Peace Club chocolate sale exceeds expectations

By Meg Short

Over the course of 10 days, the University’s PEACE Club sold over 120 Fair Trade chocolate bars to students, faculty, and staff.

“We wanted to give people the opportunity to spread the love this Valentine’s Day with an ethical alternative,” said Katey Ebaugh, PEACE Club Vice President. “Instead of the typical Valentine’s Day fundraiser where you can send your loved ones bottles of Crush pop, we offered Fair Trade chocolate bars.”

The group purchased Green and Black Chocolate brand bars at wholesale from The Food Store, a health and wellness business located in downtown Bluffton and owned by several University staff members.

PEACE Club sold the bars for exactly $2.75 each, which is what The Food Store bulk price was set at. Three varieties of the chocolate bars were available for patrons to choose from: Dark, Mint, and Milk.

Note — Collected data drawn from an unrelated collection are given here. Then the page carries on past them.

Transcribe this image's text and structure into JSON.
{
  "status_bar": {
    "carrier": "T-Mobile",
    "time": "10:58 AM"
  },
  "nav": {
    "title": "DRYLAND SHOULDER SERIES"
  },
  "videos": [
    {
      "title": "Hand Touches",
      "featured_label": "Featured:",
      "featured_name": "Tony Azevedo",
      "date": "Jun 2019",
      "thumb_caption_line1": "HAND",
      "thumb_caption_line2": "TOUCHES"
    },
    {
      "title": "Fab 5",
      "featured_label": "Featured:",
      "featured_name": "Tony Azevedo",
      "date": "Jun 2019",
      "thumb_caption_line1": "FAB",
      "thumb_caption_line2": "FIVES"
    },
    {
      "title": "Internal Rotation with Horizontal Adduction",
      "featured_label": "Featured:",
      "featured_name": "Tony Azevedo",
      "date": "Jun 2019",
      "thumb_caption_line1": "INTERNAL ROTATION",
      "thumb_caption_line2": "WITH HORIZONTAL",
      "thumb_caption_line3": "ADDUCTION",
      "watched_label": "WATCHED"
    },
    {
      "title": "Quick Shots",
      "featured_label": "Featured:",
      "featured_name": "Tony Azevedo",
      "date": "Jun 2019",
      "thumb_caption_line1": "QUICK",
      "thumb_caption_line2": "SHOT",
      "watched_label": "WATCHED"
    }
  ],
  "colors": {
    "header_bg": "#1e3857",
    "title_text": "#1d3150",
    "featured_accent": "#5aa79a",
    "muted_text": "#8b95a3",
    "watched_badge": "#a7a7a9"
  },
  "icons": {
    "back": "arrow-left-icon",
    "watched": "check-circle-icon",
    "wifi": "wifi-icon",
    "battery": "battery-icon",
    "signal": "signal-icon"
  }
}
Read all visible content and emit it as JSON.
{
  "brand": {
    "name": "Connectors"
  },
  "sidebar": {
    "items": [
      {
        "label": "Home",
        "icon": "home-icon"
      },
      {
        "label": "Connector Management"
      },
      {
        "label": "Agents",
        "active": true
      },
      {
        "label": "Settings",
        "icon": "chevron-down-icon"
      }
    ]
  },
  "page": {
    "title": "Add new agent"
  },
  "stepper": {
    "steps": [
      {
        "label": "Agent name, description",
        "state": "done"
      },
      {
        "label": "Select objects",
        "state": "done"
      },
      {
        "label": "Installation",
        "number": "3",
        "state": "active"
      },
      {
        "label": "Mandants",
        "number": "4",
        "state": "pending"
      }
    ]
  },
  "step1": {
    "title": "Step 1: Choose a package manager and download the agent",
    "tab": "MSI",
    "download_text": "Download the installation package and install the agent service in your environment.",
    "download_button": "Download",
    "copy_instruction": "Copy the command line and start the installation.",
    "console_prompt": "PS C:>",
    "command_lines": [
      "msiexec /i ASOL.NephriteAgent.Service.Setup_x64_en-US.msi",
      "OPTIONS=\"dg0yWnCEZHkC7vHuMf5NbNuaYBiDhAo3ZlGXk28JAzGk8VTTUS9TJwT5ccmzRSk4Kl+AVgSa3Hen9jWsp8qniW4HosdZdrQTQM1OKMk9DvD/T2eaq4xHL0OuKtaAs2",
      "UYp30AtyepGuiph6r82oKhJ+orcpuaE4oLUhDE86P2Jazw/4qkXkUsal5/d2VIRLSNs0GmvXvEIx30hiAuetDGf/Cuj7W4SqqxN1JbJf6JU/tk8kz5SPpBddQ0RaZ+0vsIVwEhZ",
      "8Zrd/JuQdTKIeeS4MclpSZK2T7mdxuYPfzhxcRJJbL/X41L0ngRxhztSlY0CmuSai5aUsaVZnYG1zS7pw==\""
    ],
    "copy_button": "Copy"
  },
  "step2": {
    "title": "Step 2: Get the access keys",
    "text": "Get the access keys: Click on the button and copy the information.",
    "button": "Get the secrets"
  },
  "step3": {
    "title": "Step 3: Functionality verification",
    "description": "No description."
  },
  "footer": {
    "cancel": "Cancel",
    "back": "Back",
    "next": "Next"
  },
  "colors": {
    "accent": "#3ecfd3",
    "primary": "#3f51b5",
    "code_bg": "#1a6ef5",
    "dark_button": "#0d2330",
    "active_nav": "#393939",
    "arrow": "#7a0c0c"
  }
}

“The goal of this project was not to raise funds for ourselves, but rather to educate people about the importance of buying Fair Trade chocolate, instead of some cheaper options they may have purchased as gifts around Valentine’s Day,” said PEACE Club President Emily Short.

Katey Ebaugh and Emily Short, PEACE Club Vice-President and President

Katey Ebaugh and Emily Short, PEACE Club Vice-President and President Photo by Meg Short

The Fair Trade certification for chocolate companies ensures that the buyers purchase cocoa harvested from farmers who have not used slave or child labor. According to, cocoa farmers are often forced to sell their harvest to middlemen who rig scales or misrepresent prices, and this forces them to offer less to employees. Many people are unaware that many mainstream chocolate providers purchase cocoa from farms with such difficult working conditions.

“We’re pleased with the impact we were able to make with the $330 worth of chocolate we purchased, and through those who may not have known what Fair Trade was about beforehand who decided to purchase a bar or two,” said Short. “We would love to make this an annual occurrence. Now that we have it organized, hopefully it can continue and grow even larger.”

PEACE Club is a student-led campus organization committed to peace-building and social justice within the context of our university, our towns, our country, and our world. PEACE Club is advised by Matt Friesen, Assistant professor of sociology.